Sports
Keegan Bradley is no longer an ‘outsider’ as US Ryder Cup captain
No one saw this coming.
Probably not even Keegan Bradley.
Sure, you were surprised by the news on Monday that Bradley, 38 years old and in the prime of his playing career, will be the 31st U.S. Ryder Cup captain in 2025 at Bethpage Black, where the matches will be played Sept. 26-28.
Sure, you wanted Tiger Woods, who was the first to be asked to the prom by the PGA of America.
But Woods turned the organization down, presumably, so he could lead the U.S. side in 2027 in Ireland at his friend P.J. McManus’ Adare Manor.

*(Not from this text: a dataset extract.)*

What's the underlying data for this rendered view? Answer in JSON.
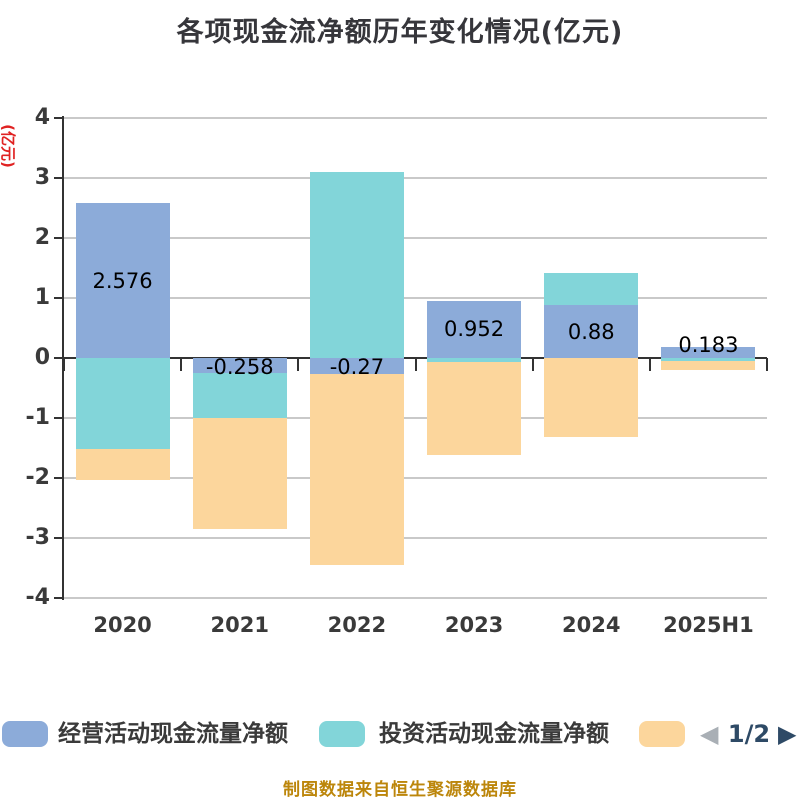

And sure, before Woods was seemingly the certain choice you wanted Phil Mickelson, because Mickelson and Bethpage Black go together like a Scottish Open Championship and haggis.

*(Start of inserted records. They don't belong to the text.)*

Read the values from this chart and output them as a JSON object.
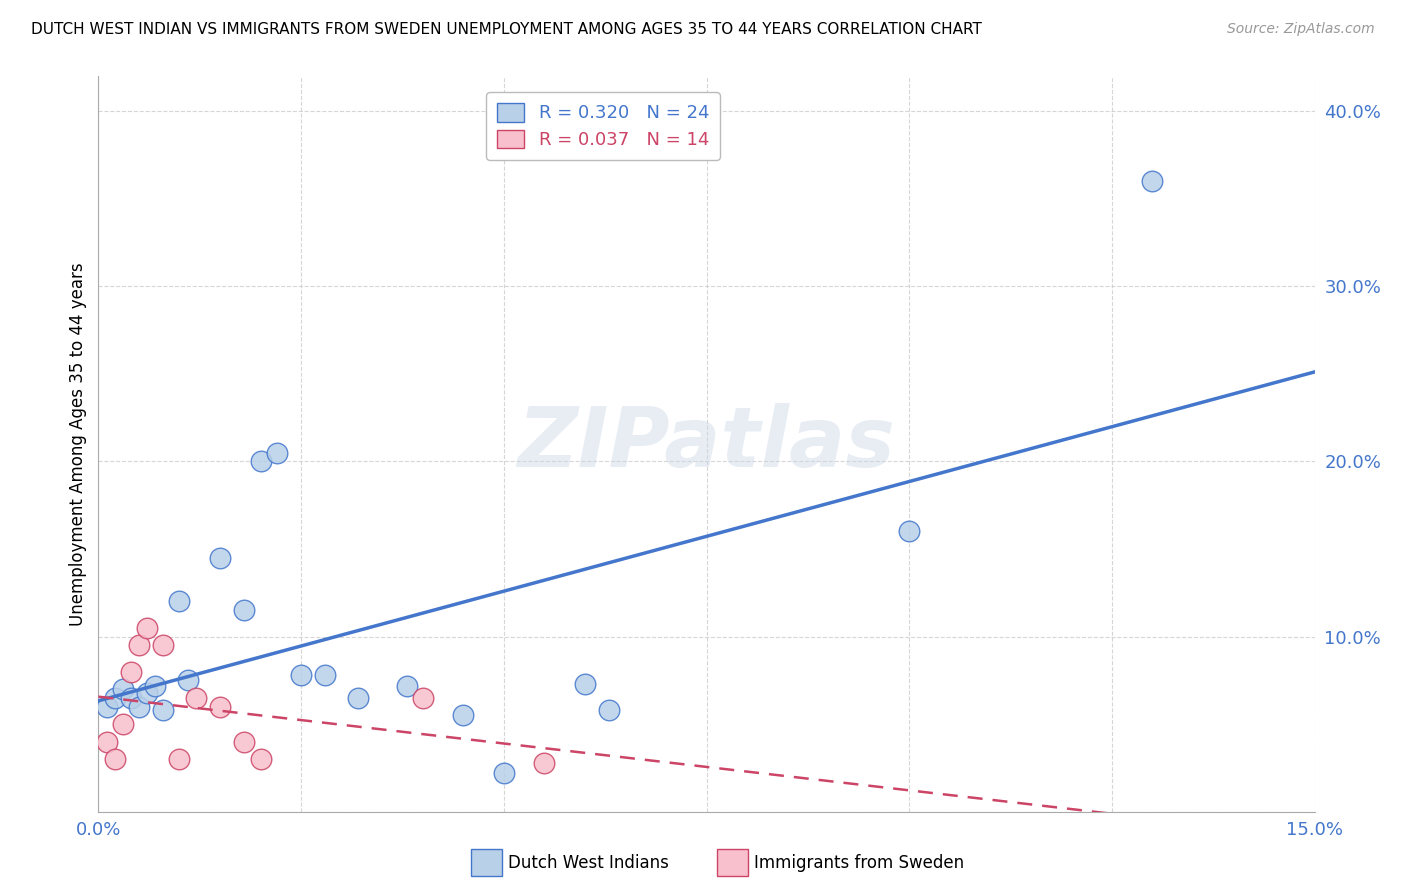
{
  "title": "DUTCH WEST INDIAN VS IMMIGRANTS FROM SWEDEN UNEMPLOYMENT AMONG AGES 35 TO 44 YEARS CORRELATION CHART",
  "source": "Source: ZipAtlas.com",
  "ylabel": "Unemployment Among Ages 35 to 44 years",
  "watermark": "ZIPatlas",
  "blue_label": "Dutch West Indians",
  "pink_label": "Immigrants from Sweden",
  "blue_R": "R = 0.320",
  "blue_N": "N = 24",
  "pink_R": "R = 0.037",
  "pink_N": "N = 14",
  "blue_color": "#b8d0e8",
  "blue_line_color": "#4477cc",
  "blue_edge_color": "#4477cc",
  "pink_color": "#f8c0cc",
  "pink_line_color": "#cc4466",
  "pink_edge_color": "#cc4466",
  "background_color": "#ffffff",
  "grid_color": "#cccccc",
  "blue_x": [
    0.001,
    0.002,
    0.003,
    0.004,
    0.005,
    0.006,
    0.007,
    0.008,
    0.01,
    0.011,
    0.015,
    0.018,
    0.02,
    0.022,
    0.025,
    0.028,
    0.032,
    0.038,
    0.045,
    0.05,
    0.06,
    0.063,
    0.1,
    0.13
  ],
  "blue_y": [
    0.06,
    0.065,
    0.07,
    0.065,
    0.06,
    0.068,
    0.072,
    0.058,
    0.12,
    0.075,
    0.145,
    0.115,
    0.2,
    0.205,
    0.078,
    0.078,
    0.065,
    0.072,
    0.055,
    0.022,
    0.073,
    0.058,
    0.16,
    0.36
  ],
  "pink_x": [
    0.001,
    0.002,
    0.003,
    0.004,
    0.005,
    0.006,
    0.008,
    0.01,
    0.012,
    0.015,
    0.018,
    0.02,
    0.04,
    0.055
  ],
  "pink_y": [
    0.04,
    0.03,
    0.05,
    0.08,
    0.095,
    0.105,
    0.095,
    0.03,
    0.065,
    0.06,
    0.04,
    0.03,
    0.065,
    0.028
  ],
  "xlim": [
    0.0,
    0.15
  ],
  "ylim": [
    0.0,
    0.42
  ],
  "yticks": [
    0.0,
    0.1,
    0.2,
    0.3,
    0.4
  ],
  "xticks": [
    0.0,
    0.025,
    0.05,
    0.075,
    0.1,
    0.125,
    0.15
  ]
}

But Mickelson has been blackballed by golf’s mainstream establishment since he was the lead villain to take the Saudi money and join LIV Golf.
So, with Woods and Mickelson out of the mix, anyone the PGA of America was going to trot out as the next captain was going to be met with a collective yawn from golf fans.
I don’t believe the selection of Bradley, however, should be met with that kind of nonplussed reaction.
Was this an outside-the-box choice?
Absolutely.
But, if you root for the U.S. Ryder Cup team, Bradley was an excellent outside-the-box choice.
With apologies to the players who were rumored to be in the running for the 2025 job, Bradley is a more exciting candidate.
Compared to Stewart Cink, who I greatly respect, and Davis Love III and Jim Furyk, both of whom have been captains before, and Fred Couples, who has a great track record as a Presidents Cup captain (though that’s like lauding the Harlem Globetrotters for always beating up on the Washington Generals), Bradley is a much more dynamic pick.
He becomes the youngest Ryder Cup captain since Arnold Palmer captained the team at age 34 in 1963.
Bradley brings with him to the first tee everything you want in a Ryder Cup captain, which is as much passion as anyone has perhaps ever had for the event. He bleeds for the Ryder Cup and wears that blood on his sleeves.
Bradley has famously kept his Ryder Cup bag from 2012 at home and has never opened it, vowing to make another team and win the Ryder Cup before doing so.
“I just hope, some day, I get to win a Ryder Cup and open that thing and just have, like, a peace-of-mind moment because I’m thinking about the Ryder Cup every second of every day,” Bradley said in an episode of “Full Swing,’’ the Netflix documentary about the PGA Tour.
Bradley, who has a 4-2 record in his two Ryder Cup appearances as a player in 2012 and 2014, was controversially left off the 2023 Ryder Cup team by captain Zach Johnson.
He won the Zozo Championship and the Travelers Championship to put himself in position to make the team on points. But with only six automatic qualifiers, he failed to make it on points, and his fate was left to a captain’s pick by Johnson.
Finishing 11th in the final points standings, he was bypassed in favor of Jordan Spieth, Rickie Fowler and Justin Thomas, all of whom had fewer points than he did.
Bradley was gutted by the snub, and he wasn’t shy about letting everyone know. He, too, was critical of Johnson’s process, pointing out Johnson’s close friendships with Thomas, Spieth and Fowler, calling it out as a “boys” club.
“The thing is, those guys are close,’’ Bradley said in an interview after being snubbed. “They’re not just PGA Tour-close, they’re close friends. If you take golf out of the equation, they’re legit close friends.’’
Bradley lamented that he was an “outsider’’ compared to those players.
On Tuesday, when the PGA of America makes what it announced on Monday official during a press conference at NASDAQ, Bradley won’t have to worry about the “boys’’ club issue anymore. He’s no longer an outsider. He’s the boss.
Sure, Bradley’s from Vermont, a native New Englander who worships the Red Sox, Patriots and Celtics. But he played his college golf at St. John’s, which practiced at Bethpage Black.
Bradley’s passion for the Ryder Cup and Bethpage should make for a beautifully combustible week and — America hopes — a U.S. victory.
The PGA of America chose passion over politics with this appointment.
Good for the PGA of America, which has spent far too many years trying to fit what it felt was the check-the-box, next-in-line candidate into the role even if that person wasn’t the right fit. (See Tom Watson and Zach Johnson, to name a couple flameouts.)
Bradley is the right fit … even if he doesn’t even know it yet.